A second problem is the [metaphor alert -- a strained metaphor
is about to be attempted -- all weak-stomached readers are advised to hold on or jump
to the next paragraph] necessary entropy of a closed language design which is constrained
to reuse constructs that are both too similar and significantly different and result
in a dissipation of the programmer's energy in the heat of a desert mirage. [metaphor
alert end].

Reusing the pointer syntax turned out to be a source of cognitive
noise for the programmer: you have to make too many distinctions between the native
and managed pointers, and this interferes with the flow of coding, which is best managed
at a higher level of abstraction. That is, there are times when we need to, as system
programmers, go down a notch to squeeze some necessary performance, but we don't want
to dwell at that level.

The success of the original language design is that it supported
the unmodified recompilation of existing C++ programs, and provided support for the
Wrapper pattern of publishing an existing interface into the new .NET environment
with a trivial amount of work. This could then add additional functionality in the
.NET environment, and, as time and experience dictated, one could port this or that
portion of the existing application directly into .NET. This is a magnificent achievement
for C++ programmers with an existing code base and an existing base of expertise.
There is nothing that we need to be ashamed of in this.

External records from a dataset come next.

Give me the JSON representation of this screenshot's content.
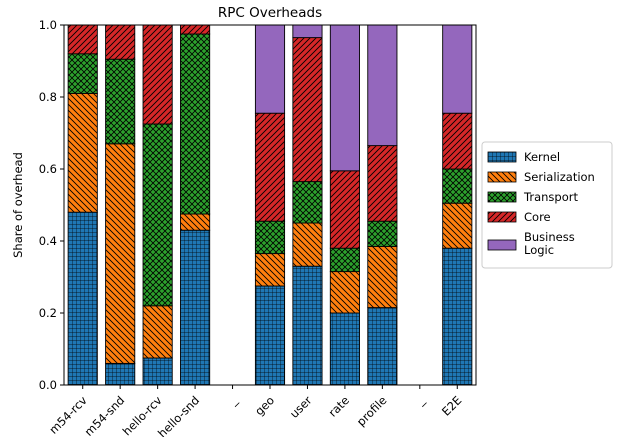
{
  "chart_data": {
    "type": "bar",
    "stacked": true,
    "title": "RPC Overheads",
    "xlabel": "",
    "ylabel": "Share of overhead",
    "ylim": [
      0,
      1.0
    ],
    "yticks": [
      "0.0",
      "0.2",
      "0.4",
      "0.6",
      "0.8",
      "1.0"
    ],
    "categories": [
      "m54-rcv",
      "m54-snd",
      "hello-rcv",
      "hello-snd",
      "_",
      "geo",
      "user",
      "rate",
      "profile",
      "_",
      "E2E"
    ],
    "series": [
      {
        "name": "Kernel",
        "color": "#1f77b4",
        "hatch": "grid",
        "values": [
          0.48,
          0.06,
          0.075,
          0.43,
          0,
          0.275,
          0.33,
          0.2,
          0.215,
          0,
          0.38
        ]
      },
      {
        "name": "Serialization",
        "color": "#ff7f0e",
        "hatch": "diag-back",
        "values": [
          0.33,
          0.61,
          0.145,
          0.045,
          0,
          0.09,
          0.12,
          0.115,
          0.17,
          0,
          0.125
        ]
      },
      {
        "name": "Transport",
        "color": "#2ca02c",
        "hatch": "cross",
        "values": [
          0.11,
          0.235,
          0.505,
          0.5,
          0,
          0.09,
          0.115,
          0.065,
          0.07,
          0,
          0.095
        ]
      },
      {
        "name": "Core",
        "color": "#d62728",
        "hatch": "diag-fwd",
        "values": [
          0.08,
          0.095,
          0.275,
          0.025,
          0,
          0.3,
          0.4,
          0.215,
          0.21,
          0,
          0.155
        ]
      },
      {
        "name": "Business\nLogic",
        "color": "#9467bd",
        "hatch": "none",
        "values": [
          0,
          0,
          0,
          0,
          0,
          0.245,
          0.035,
          0.405,
          0.335,
          0,
          0.245
        ]
      }
    ],
    "legend_position": "right"
  }
}
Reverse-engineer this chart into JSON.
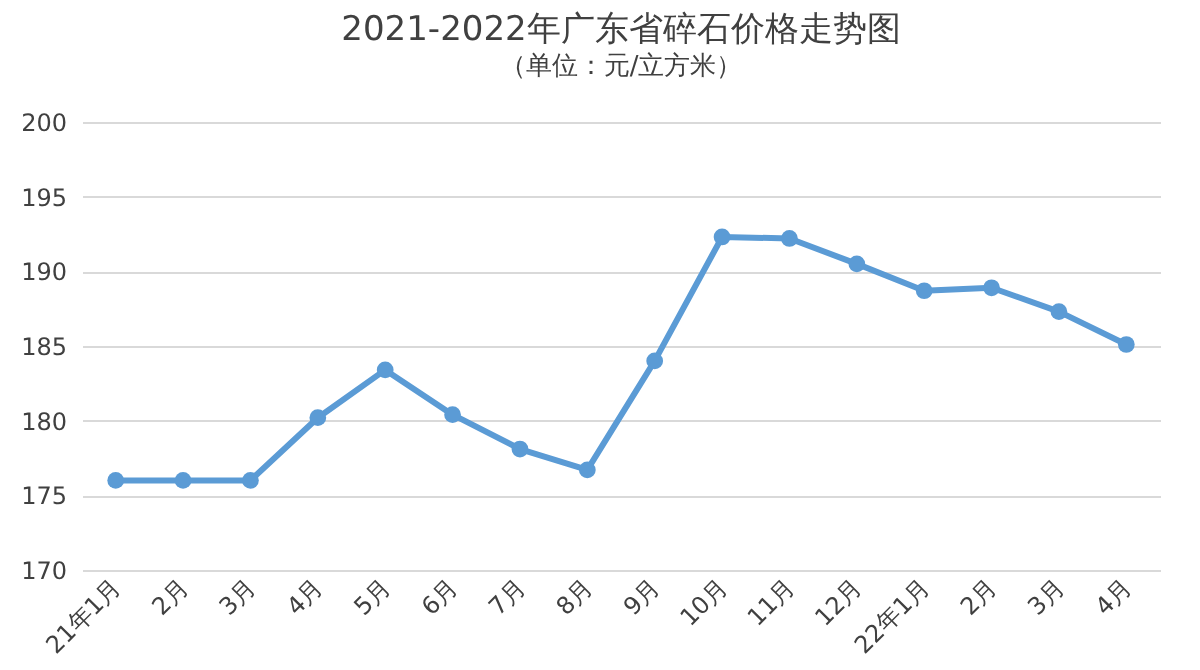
{
  "chart_data": {
    "type": "line",
    "title": "2021-2022年广东省碎石价格走势图",
    "subtitle": "（单位：元/立方米）",
    "categories": [
      "21年1月",
      "2月",
      "3月",
      "4月",
      "5月",
      "6月",
      "7月",
      "8月",
      "9月",
      "10月",
      "11月",
      "12月",
      "22年1月",
      "2月",
      "3月",
      "4月"
    ],
    "series": [
      {
        "color": "#5b9bd5",
        "values": [
          176,
          176,
          176,
          180.2,
          183.4,
          180.4,
          178.1,
          176.7,
          184,
          192.3,
          192.2,
          190.5,
          188.7,
          188.9,
          187.3,
          185.1
        ]
      }
    ],
    "ylim": [
      170,
      200
    ],
    "yticks": [
      170,
      175,
      180,
      185,
      190,
      195,
      200
    ],
    "grid": "y",
    "marker": "circle",
    "line_style": "solid"
  }
}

However, there are significant weaknesses in the actual syntax
and vision of the original language design. This is not due to inadequacies of the
designers, but in the conservative nature of their fundamental design choice to remain
within the existing language. And that resulted from a misapprehension that the .NET
support represented not a domain abstraction but an evolutionary programming paradigm
that required a language extension similar to that introduced by Stroustrup to support
Object-Oriented and generic programming. This is what the revised language design
represents, and why it is both necessary and reasonable despite the embarrassment
one feels sometimes when one corrects some mistakes make in public.

I will be focusing on the differences between the original and revised language design
in the coming entries, both detailing the differences and trying to motivate why the
differences are there. [And I will try to minimize the metaphor alerts along the way.]
This is an exciting time not just for C++, but for the C++ programmer.